Tidak main-main, Jokowi mengaku akan mencabut izin rumah sakit yang tidak mau menerima layanan program kesehatan dari pemerintah seperti kartu BPJS Kesehatan maupun KIS.
"Kalau enggak mau, ya enggak apa-apa. Tapi saya coret izinnya, saya cabut izinnya. Saya begitu. Kalau rugi, enggak banyak kok ruginya. Ini nanti dibayar negara kok. Ini kan di charge pakai kartu itu, enggak gratis kan ada iuran," papar Jokowi.

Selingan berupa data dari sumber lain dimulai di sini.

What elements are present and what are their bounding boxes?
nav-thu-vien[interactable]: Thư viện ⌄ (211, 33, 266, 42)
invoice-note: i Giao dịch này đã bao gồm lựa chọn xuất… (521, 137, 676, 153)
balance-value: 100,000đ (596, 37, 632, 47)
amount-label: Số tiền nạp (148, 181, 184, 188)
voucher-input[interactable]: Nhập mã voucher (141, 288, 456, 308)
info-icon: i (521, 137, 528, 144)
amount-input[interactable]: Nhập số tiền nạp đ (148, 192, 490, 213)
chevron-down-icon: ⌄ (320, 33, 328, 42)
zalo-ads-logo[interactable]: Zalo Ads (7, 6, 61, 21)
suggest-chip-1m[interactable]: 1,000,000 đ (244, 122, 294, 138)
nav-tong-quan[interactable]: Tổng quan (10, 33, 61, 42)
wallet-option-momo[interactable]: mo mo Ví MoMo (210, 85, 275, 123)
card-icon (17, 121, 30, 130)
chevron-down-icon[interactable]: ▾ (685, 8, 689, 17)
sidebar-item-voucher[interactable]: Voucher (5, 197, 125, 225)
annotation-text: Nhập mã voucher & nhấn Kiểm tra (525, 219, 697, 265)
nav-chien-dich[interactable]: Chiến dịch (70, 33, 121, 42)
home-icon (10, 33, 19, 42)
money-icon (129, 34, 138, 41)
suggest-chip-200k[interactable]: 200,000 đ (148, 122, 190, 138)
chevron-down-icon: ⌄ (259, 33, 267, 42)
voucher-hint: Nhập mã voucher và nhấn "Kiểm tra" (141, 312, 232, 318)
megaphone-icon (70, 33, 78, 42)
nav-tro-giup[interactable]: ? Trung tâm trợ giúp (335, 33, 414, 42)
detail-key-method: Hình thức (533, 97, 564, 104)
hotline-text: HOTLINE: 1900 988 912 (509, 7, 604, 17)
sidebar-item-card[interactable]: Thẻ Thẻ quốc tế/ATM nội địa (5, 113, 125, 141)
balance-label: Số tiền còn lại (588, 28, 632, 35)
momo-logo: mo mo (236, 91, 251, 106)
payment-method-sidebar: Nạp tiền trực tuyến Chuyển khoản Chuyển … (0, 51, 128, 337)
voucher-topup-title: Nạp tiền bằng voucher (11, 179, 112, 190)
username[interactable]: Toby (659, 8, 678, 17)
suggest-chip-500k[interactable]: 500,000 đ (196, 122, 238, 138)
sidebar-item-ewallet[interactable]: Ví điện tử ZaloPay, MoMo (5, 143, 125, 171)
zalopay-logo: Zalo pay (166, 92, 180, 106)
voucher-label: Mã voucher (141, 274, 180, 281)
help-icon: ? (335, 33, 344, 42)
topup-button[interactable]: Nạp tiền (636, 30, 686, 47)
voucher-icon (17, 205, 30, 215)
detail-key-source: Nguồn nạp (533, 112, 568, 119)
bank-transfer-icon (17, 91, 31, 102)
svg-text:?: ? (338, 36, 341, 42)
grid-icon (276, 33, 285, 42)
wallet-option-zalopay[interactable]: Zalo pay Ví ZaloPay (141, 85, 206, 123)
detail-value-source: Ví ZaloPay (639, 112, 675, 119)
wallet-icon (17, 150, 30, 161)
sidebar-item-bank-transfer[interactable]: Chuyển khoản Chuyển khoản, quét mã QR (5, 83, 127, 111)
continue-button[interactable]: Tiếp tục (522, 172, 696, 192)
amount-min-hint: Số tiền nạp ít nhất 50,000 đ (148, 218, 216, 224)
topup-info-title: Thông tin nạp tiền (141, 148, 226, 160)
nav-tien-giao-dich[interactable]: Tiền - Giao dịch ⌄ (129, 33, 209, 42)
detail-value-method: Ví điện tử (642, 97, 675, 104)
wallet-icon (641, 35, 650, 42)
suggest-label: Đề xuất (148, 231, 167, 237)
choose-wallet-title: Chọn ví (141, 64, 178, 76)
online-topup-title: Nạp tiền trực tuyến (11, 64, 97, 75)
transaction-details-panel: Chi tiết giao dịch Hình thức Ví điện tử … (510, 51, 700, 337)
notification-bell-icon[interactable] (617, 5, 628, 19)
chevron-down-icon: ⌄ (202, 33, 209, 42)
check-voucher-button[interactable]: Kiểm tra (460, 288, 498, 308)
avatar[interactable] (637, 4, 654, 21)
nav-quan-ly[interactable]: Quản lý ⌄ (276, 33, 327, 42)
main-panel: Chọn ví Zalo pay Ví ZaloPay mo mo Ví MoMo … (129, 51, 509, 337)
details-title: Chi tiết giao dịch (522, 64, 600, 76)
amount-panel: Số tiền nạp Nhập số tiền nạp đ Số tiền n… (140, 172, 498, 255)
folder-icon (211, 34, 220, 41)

Jokowi pun meminta kepada masyarakat untuk tidak segan-segan melaporkan jika ada pelayanan rumah sakit yang tidak baik. Pasalnya, Jokowi tidak ingin rakyat di nomor dua atau tigakan, tetapi harus di nomor satukan bagi pemegang kartu ini.
"Memang dalam prakteknya masih banyak melayani belum baik. Itu butuh proses waktu, akan diperbaiki terus. Saya enggak tutupi fakta, masih ada rumah sakit seperti itu. Enggak usah ditutupi tapi akan diperbaiki. Dari Menteri Kesehatan saya minta berikan sanksi kepada rumah sakit jika ada pelayanan yang belum tidak baik," tukasnya.